Martine, Isabelle, Cassilde… des visages bien connus dans nos communautés. Elles sont assistantes paroissiales (A.P.), elles travaillent en église et pour l’Église. Pour nous, «Bonne Nouvelle» les a rencontrés.

On les connait comme étant «A.P» mais qui sont elles?
Isabelle est assistante paroissiale dans la vallée du Geer depuis 2001. Cassilde vient de terminer sa formation comme assistante paroissiale et a été envoyée dans l’Unité Pastorale de la Basse-Meuse pour sa première mission Elle y rejoindra Martine, AP depuis plusieurs années dans nos Unités Pastorales. Elle habite à LIÈGE, est mariée et maman de deux filles.

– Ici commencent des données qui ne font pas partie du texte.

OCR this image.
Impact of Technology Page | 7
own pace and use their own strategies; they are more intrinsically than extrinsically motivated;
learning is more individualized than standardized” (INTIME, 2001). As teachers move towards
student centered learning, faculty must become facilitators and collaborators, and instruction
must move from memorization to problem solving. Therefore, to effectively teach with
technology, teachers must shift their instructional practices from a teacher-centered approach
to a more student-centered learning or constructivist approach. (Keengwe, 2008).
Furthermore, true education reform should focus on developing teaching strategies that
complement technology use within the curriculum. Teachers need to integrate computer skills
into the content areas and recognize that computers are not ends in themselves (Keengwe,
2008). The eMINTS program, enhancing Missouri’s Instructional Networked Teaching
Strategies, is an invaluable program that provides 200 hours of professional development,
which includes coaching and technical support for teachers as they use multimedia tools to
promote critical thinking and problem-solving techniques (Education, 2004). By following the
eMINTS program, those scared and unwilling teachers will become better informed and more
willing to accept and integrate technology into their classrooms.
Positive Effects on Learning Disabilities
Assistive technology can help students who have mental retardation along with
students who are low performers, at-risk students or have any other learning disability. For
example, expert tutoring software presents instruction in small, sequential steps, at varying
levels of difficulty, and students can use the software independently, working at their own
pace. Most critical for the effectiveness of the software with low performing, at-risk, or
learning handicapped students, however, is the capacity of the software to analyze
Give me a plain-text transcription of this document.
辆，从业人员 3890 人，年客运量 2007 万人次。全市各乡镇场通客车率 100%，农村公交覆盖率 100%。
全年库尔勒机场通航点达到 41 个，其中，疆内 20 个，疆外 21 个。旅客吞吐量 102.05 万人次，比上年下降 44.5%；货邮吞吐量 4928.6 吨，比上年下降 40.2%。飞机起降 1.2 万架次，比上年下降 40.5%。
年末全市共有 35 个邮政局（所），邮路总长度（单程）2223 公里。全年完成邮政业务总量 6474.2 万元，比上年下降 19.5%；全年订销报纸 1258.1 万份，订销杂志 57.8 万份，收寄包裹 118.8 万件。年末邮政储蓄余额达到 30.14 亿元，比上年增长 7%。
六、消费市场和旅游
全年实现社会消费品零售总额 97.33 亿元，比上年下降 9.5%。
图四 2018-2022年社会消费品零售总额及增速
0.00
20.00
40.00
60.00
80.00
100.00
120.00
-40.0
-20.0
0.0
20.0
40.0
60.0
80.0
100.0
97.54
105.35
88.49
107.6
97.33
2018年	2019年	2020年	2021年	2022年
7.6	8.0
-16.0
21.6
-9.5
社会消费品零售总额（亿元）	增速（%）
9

Cassilde et Isabelle, en quoi a consisté votre formation?
Pour ma part, dit Isabelle, la formation s’est déroulée en quatre ans: cours bibliques, théologie, modules de pastorale, stages et un travail de fin d’études qui avait pour thème «Comment concilier les temps forts de la pastorale des jeunes avec leur quotidien? ». Pour Cassilde, ce fut un peu différent: la formation pastorale de base avec l’étude biblique et théologique s’est d’abord étalée sur trois ans avant de se poursuivre par une quatrième année destinée à obtenir le certificat universitaire. Son travail de fin de formation traite d’une thématique bien actuelle: «Des communauté paroissiales face a la pénurie des prêtres».

Un métier en Église et pour l’église, c’est surprenant, non?
Ce qui m’a amené là et à me former à ce nouveau «métier», dit Cassilde, ce sont d’autres engagements qui m’ont fait découvrir la joie de servir l’Église, de collaborer avec d’autres au service de l’Évangile et la joie de rencontrer d’autres personnes qui partagent la même foi que moi. Ce sont ces rencontres et ces partages, ces échanges qui me permettent de grandir. Isabelle poursuit en disant que «se mettre au service de la paroisse et surtout des gens, avoir un métier aux tâches très diversifiées avec beaucoup de contacts avec les personnes font que j’exerce une profession qui me rend heureuse, même si parfois, ce n’est pas évident ». Travailler en équipe avec de nombreux bénévoles, en collaboration avec les prêtres et diacres, prendre des responsabilités, animer des rencontres, être au service, accueillir, écouter… Être AP, c’est plus qu’un métier, c’est quelque part, une vocation !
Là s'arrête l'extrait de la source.